Она охотно поддерживала наш разговор, и довольно откровенно отвечала на мои вопросы. А я больше расспрашивал ее не о творчестве, не о работе, будь она театральной или киношной, а о ее доме, о ее личной жизни, о ее былых школьных годах, о ее детях, о ее привычках, интересах и даже о ее любимых блюдах.
И мы так с ней просидели довольно долго. Пока около нас не появился Ульянов и улыбнулся довольный.
-- А-а, вот ты где! - сказал он – С нашим молодым человеком! Что, не дает он тебе скучать? Ну и правильно!
И тут же добавил:
-- Слушай, Люда, давай уйдем отсюда? Что-то я устал сегодня.
Она встала со стула:
-- Давай уйдем. Только куда идти? Надо спросить у кого-то. А у кого?
-- Можно у меня, - сказал, поднимаясь со стула я, - Там дверь закрыта. Но у меня есть ключи от всех дверей здания. Поэтому, если не возражаете, то я вас провожу.
Для после концертных мероприятий в КЦ существовал специальная большая комната, расположенная на третьем этаже. К этой комнате изнутри примыкала еще одна небольшая комната, где обычно переодевались артисты и складывали свои вещи. Я открыл дверь в комнату и пропустил вперед Ульянова и Чурсину. Затем зашел сам. В комнате стояли несколько сдвинутых столов, накрытых белой скатертью и заставленных яствами.
Я сказал, обращаясь к обоим артистам:
-- Извините за вопрос, но вы здесь останетесь или пойдете потом на сцену? Я к тому, что дверь мне закрывать или ключ вам оставить?
Ульянов обратился к Чурсиной:
-- Люд, ты как?
Она отрицательно замотала головой:
-- Нет, я больше не пойду туда.
-- Ладно, - сказал я,- Тогда разрешите с вами попрощаться. Был очень рад с вами познакомиться и немного пообщаться. И еще – с юбилеем Праздника Победы!
Я повернулся к двери, чтобы выйти. Но здесь я услышал голос Ульянова.
-- Подождите, молодой человек! Ведь сегодня юбилей Великого Праздника! А как не выпить за Победу?! Я вас приглашаю к столу! Нас с Людой только двое! Вы третьим с нами не будете?

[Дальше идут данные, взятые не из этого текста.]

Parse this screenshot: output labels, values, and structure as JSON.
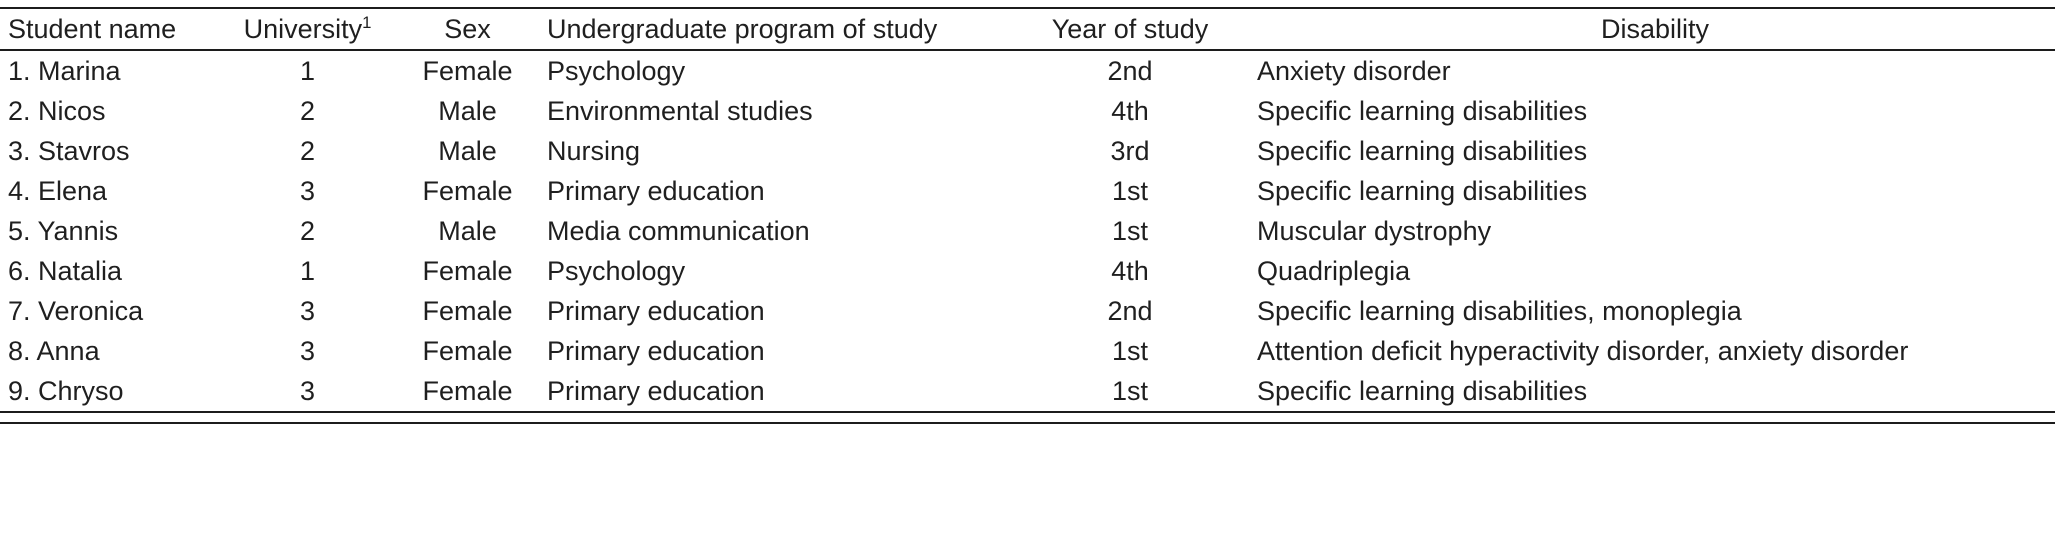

Я повернулся к ним. Ульянов держал в руках бутылку «Посольской водки» и, улыбаясь, смотрел на меня. Чурсина стояла рядом с ним и тоже улыбалась, глядя на меня. Ну, как здесь было не остаться? И я остался.
ЗАКЛЮЧЕНИЕ
Эту самую бутылку посольской мы с Ульяновым уговорили довольно быстро. Чурсина выпила лишь первую рюмку. Затем только пригубливала. На прощание Ульянов пожал мне руку и сказал:
-- Слушай, Виталий! Жизнь у тебя, насколько я понял, получилась богатой на события и впечатления. Надо написать обо всем этом! Садись и пиши! Хоть роман, хоть повесть, хоть сценарий. Не важно, что. Главное пиши! Как напишешь – звони мне.
Он покопался во внутреннем кармане пиджака, достал свою визитку, положил ее на стол, затем вынул из наружного кармана ручку, нагнулся и написал на обратной стороне визитки: «Виталий, жду рукопись! Звони!».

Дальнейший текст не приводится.